Winston Aldworth checks into Svatma, Thanjavur in Southern India.
The little town of Thanjavur in Tamil Nadu.
Check-in experience: There's a floral garland, of course, because we're in India. But this one, rather sweetly, goes around the wrist, not the neck. Our hosts aren't done with us yet — over our shoulders goes a khata or scarf. After the noise and chaos of our Indian journey, arrival at Svatma was peaceful release.
The room: They're all different — and all kitted-out with random, beautiful old furniture. The bed was big and comfy. But it's the common spaces, where artworks, musical instruments and books are on display that really make Svatma a fabulous environment.
What's in the neighbourhood? The stunning 11th-century Brihadeeswarar Temple is a 10-minute tuk-tuk ride away.
Pampering: In the spa centre, I'm laid out on a wooden table for an hour-long session of Svaram sound healing. There's no massage involved and the wooden table isn't particularly comfortable, but I'm up for anything, so I lie back and close my eyes as the therapist moves around the room playing chimes, bells, rattles and all manner of percussive and gentle string instruments. The deep tone of the heavy gong vibrates up the wooden table and wobbles through my body. Each sound, it's claimed, will have an effect on the cells of the body and the harmony of the mind.
Here's what they reckon: "Tuned sound, brings the receptive person into deeper, dreamlike, relaxing alpha states, which stimulate the inherent self-healing powers, aligns the body and its subtler layers, brings the system into deeper coherence and offers the opportunity to harmonise, refresh and rebalance the organism."
Pseudo-science? Probably, but by the time the final gong sounded, I felt refreshed, relaxed and nicely pampered. In short: It felt nice. I'd never heard of sound therapy before, but I can now say that it rings a bell.
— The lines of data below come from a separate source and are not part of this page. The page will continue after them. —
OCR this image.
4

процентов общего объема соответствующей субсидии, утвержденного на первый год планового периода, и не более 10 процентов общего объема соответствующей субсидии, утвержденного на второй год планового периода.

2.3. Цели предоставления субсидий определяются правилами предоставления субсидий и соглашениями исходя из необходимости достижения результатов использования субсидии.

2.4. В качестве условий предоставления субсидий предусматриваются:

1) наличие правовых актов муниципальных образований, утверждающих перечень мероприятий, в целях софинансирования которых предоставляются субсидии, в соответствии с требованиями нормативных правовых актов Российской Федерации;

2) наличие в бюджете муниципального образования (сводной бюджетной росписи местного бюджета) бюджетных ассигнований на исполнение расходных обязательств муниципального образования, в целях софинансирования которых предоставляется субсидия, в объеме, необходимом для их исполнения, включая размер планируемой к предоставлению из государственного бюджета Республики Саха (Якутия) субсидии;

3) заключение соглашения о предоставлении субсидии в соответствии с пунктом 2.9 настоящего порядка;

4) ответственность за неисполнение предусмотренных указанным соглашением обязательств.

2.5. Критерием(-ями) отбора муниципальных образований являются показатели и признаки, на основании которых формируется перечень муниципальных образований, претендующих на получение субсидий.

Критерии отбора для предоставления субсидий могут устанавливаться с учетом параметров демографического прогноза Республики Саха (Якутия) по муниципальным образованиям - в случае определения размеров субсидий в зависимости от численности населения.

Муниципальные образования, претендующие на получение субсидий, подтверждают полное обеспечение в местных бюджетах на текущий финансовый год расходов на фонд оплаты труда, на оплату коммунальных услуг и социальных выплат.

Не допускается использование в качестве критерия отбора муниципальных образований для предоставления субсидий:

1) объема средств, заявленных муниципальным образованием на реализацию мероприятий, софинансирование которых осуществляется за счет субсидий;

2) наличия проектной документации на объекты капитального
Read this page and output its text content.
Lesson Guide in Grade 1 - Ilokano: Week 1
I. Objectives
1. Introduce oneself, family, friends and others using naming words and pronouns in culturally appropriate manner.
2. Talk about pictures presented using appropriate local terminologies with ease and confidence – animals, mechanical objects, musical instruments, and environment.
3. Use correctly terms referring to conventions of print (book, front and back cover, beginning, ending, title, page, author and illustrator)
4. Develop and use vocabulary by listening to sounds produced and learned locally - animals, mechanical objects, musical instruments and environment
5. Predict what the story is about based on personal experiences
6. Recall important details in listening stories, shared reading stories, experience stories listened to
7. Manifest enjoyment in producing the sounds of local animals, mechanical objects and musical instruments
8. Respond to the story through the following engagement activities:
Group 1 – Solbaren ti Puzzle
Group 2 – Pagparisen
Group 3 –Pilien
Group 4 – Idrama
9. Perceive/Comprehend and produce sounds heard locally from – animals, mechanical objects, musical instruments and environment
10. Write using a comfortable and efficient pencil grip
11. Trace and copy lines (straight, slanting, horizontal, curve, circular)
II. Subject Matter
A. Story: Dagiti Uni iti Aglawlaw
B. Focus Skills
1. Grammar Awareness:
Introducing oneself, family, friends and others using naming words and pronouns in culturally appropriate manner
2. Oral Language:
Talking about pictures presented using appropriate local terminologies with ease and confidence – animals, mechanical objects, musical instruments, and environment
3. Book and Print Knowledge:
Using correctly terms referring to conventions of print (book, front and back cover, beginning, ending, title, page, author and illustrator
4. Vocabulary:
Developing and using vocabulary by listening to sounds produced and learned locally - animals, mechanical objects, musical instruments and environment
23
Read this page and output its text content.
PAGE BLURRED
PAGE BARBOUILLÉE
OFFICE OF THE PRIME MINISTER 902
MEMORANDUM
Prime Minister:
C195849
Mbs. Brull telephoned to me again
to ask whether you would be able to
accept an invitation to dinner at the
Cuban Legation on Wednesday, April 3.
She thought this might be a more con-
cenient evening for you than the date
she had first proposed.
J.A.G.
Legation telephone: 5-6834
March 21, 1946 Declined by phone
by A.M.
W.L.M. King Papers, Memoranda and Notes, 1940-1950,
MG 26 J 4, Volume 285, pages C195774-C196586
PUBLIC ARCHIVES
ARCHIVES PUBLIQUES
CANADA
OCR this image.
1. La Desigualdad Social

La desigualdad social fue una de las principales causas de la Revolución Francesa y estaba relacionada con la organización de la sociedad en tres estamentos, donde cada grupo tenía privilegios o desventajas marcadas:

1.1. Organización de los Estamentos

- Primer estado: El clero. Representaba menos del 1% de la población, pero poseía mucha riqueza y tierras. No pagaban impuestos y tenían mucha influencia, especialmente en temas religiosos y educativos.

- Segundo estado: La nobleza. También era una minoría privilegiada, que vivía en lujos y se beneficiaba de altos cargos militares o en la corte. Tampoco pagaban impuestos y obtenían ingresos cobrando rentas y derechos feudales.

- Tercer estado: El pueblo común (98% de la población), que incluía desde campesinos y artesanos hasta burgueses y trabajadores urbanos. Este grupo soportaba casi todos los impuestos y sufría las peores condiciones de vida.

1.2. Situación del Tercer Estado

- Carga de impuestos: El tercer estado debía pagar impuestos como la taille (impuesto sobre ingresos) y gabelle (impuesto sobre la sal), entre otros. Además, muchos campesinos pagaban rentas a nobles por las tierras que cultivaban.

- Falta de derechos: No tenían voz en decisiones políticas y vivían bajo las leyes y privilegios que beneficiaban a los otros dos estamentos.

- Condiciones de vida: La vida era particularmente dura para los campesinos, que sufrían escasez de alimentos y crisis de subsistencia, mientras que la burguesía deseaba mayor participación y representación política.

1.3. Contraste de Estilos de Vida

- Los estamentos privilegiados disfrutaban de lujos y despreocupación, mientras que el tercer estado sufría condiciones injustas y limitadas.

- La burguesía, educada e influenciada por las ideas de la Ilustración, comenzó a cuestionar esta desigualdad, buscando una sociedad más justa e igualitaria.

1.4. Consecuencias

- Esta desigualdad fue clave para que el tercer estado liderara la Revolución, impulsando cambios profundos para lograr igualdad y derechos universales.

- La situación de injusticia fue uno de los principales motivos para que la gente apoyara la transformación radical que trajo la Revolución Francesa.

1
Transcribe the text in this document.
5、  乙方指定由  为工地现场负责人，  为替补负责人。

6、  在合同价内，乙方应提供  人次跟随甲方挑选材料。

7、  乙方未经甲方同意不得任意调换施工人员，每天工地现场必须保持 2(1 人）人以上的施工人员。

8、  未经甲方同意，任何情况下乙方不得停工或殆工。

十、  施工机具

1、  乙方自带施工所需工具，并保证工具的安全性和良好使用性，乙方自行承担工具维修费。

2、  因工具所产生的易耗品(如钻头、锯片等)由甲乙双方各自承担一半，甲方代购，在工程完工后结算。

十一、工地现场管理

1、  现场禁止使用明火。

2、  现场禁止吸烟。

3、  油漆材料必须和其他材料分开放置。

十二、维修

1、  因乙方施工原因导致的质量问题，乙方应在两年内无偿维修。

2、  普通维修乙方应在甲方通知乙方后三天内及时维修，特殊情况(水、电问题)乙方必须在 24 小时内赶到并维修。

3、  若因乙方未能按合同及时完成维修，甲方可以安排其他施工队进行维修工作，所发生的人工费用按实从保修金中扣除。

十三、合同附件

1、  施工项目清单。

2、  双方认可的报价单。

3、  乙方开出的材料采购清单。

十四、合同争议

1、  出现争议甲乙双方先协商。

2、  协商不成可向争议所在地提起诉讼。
Exercise: The creaking and groaning of my body going through a 7am yoga class could probably be heard back in New Zealand. Others in my group took part in a session of chanting, which sounded naff on paper but looked terrific when I popped my head around the corner. If you get the chance, do it.
Food and drink: We had a superb set menu for lunch — you can read about it in an upcoming issue of the Herald's Monday magazine, BeWell. In the evening, the rooftop bar, looking over coconut trees and the edges of the town of Thanjavur, was an exquisite setting for dinner and drinks.
Service: Everywhere, yet chill.
Contact: You can reach them at svatma.in, and Svatma features in Adventure World tours of Tamil Nadu.
Final word: After a long career in hotels around the world, proprietor Sanjay Umashankar joined his cousins in this venture, returning to the town where their grandmother was raised. They have plans for a new, bigger wellness-focused retreat called Svatma Ramnivas Mayavaram, in Asikkadu, about 70km east of this one. I've seen video of it; it looks amazing.